Sprint5_Architecture_Decisions.md 2.0 KB

Sprint 5: Backend Architecture & Local LLM Integration

Overview

Sprint 5 established the core backend infrastructure required to operate a fully local, privacy-first AI application without relying on external cloud APIs.

Technical Choices

  • Backend Framework: FastAPI (Python)
    • Reasoning: Chosen for its native asynchronous capabilities (async/await), which are critical for handling streaming responses from the LLM without blocking other user requests. It also automatically generates OpenAPI documentation.
  • Database: SQLite
    • Reasoning: Selected over heavy databases like PostgreSQL because this is a local application running on a constrained VM. SQLite is incredibly fast for read-heavy operations, requires zero setup, and naturally aligns with the "local file" privacy philosophy.
    • Optimization: Enabled WAL (Write-Ahead Logging) mode and check_same_thread=False to allow FastAPI's asynchronous workers to read/write concurrently without immediate locking issues.
  • AI Engine: Qwen 3.5:9B via Ollama (Upgraded from Llama 3.1)
    • Reasoning: Selected because it provides exceptional natural language understanding while fitting within the RAM constraints of the local VM. Ollama handles the model serving locally on port 11434.
  • Authentication: Custom Token-Based Auth
    • Reasoning: Rather than relying on external OAuth providers (Google/Auth0), we built a local token system (secrets.token_urlsafe) stored in the SQLite database to ensure zero data leaves the server.

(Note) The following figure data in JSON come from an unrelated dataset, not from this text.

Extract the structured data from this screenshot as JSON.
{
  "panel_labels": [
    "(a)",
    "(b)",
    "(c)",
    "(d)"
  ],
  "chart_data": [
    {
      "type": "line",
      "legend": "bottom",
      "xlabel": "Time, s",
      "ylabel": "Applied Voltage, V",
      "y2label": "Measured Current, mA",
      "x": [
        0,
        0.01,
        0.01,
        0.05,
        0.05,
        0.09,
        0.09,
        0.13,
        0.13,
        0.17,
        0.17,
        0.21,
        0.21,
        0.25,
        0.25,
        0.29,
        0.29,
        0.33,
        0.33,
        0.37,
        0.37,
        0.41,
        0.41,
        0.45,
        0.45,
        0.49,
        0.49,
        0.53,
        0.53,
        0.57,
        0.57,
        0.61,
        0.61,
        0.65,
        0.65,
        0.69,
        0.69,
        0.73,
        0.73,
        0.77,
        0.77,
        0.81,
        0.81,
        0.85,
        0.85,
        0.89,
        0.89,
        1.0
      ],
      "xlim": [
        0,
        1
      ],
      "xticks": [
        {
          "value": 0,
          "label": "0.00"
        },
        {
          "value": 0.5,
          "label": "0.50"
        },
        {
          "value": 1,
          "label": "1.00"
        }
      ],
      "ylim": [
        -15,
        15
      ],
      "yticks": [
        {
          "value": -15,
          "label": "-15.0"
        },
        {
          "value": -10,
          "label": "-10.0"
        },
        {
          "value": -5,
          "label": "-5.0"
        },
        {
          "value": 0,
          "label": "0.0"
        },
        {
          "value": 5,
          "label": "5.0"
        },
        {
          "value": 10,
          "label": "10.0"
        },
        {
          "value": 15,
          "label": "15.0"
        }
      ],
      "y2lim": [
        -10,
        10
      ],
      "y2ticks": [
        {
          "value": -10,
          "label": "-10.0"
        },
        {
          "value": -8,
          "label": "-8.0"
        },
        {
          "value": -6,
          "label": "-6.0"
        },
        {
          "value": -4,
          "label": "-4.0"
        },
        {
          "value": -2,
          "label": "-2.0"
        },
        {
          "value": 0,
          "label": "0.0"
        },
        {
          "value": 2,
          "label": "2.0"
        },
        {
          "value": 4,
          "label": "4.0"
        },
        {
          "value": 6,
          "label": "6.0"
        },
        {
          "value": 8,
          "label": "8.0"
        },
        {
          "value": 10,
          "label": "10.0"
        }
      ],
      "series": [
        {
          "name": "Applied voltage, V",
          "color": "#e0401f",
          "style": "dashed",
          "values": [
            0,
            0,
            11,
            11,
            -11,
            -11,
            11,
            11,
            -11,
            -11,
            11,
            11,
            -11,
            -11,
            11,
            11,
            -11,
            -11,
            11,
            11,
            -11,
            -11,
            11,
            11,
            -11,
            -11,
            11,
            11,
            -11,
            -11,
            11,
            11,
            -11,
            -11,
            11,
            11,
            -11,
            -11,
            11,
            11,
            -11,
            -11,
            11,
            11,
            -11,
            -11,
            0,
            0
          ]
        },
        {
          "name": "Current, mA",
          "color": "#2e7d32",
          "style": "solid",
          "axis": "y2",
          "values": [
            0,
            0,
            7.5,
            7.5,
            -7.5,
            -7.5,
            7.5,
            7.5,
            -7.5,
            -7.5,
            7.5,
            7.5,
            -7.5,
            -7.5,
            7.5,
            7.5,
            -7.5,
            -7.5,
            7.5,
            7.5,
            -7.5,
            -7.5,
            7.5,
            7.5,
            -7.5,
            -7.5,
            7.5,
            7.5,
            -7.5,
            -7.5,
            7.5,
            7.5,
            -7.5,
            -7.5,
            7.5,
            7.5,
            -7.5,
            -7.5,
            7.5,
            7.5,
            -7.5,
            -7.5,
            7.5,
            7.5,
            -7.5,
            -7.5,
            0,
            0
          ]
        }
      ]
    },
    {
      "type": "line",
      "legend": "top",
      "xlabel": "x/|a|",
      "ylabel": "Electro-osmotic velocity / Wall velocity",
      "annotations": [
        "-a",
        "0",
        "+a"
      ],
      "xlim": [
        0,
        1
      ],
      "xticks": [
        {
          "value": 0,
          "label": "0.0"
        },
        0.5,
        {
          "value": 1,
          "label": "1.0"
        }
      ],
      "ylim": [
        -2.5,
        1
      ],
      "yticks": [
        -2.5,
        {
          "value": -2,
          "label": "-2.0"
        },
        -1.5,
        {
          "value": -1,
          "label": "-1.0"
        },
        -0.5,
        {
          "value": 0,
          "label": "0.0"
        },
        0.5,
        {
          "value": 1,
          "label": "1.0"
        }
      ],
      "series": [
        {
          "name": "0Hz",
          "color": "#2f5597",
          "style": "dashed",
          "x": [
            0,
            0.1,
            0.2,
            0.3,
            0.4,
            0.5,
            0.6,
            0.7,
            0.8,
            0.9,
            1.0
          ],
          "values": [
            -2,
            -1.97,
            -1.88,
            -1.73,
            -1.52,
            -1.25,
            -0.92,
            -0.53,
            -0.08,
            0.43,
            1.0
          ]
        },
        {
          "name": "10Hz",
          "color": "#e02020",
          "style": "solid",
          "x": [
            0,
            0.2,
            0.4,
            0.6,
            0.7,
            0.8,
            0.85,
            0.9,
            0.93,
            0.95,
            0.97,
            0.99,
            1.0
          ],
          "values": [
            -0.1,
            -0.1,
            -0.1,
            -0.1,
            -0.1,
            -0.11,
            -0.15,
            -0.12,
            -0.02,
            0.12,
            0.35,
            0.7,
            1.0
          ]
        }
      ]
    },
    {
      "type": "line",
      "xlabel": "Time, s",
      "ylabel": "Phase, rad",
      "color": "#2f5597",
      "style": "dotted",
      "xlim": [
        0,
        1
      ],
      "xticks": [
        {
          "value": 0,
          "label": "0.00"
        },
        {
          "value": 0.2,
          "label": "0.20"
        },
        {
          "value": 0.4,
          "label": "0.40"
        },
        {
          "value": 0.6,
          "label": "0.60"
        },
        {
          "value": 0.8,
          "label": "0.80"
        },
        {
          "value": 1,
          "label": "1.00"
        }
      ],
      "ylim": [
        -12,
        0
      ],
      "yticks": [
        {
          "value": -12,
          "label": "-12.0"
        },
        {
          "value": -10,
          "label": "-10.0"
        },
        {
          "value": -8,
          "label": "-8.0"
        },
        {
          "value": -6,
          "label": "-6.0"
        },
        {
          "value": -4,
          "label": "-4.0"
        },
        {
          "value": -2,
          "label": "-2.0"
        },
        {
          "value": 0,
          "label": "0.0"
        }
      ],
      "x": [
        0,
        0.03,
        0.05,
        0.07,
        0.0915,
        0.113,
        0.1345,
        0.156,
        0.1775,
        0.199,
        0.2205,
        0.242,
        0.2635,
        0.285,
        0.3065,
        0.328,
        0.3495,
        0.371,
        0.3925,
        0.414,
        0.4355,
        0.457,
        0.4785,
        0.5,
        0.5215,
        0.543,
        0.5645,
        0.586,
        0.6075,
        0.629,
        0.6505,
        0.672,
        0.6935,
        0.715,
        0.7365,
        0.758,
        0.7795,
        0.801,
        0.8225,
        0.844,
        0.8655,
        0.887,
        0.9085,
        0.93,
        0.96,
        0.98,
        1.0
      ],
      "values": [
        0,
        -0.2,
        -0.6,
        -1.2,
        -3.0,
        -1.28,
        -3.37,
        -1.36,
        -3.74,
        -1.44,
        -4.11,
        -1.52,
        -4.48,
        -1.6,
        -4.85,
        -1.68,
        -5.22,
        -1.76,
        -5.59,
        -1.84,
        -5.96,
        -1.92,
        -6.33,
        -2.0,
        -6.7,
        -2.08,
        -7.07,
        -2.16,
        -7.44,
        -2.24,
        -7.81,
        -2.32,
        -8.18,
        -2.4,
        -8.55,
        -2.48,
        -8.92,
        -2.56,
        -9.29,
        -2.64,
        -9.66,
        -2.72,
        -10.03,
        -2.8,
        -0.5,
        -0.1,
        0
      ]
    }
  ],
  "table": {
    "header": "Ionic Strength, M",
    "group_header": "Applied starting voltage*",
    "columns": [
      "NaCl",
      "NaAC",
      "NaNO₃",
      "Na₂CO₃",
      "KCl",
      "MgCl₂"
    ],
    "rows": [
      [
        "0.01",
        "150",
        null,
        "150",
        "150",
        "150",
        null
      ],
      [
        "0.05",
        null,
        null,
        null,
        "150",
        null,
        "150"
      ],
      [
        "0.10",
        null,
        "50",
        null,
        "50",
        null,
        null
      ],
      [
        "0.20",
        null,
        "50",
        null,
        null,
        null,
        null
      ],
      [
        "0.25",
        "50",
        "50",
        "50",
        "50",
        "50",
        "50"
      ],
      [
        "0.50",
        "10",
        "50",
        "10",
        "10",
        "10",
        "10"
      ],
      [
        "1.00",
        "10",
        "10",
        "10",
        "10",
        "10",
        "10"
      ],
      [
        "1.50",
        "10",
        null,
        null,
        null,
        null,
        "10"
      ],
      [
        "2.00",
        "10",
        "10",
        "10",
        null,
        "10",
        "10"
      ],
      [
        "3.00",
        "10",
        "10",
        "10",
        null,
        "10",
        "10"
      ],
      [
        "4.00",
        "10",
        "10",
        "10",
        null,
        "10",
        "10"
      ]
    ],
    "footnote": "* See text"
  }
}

RAG (Retrieval-Augmented Generation) Design

To prevent the LLM from hallucinating nutritional facts:

  1. Keyword Extraction: The user's query is filtered for stopwords (e.g., "protein in salmon" -> ["protein", "salmon"]).
  2. Fuzzy Search: The SQLite database (foods table) is queried using LIKE pattern matching.
  3. Context Injection: The resulting verified nutritional data is secretly prepended to the user's prompt as a "System Message", forcing the AI to base its answer on local, hard data.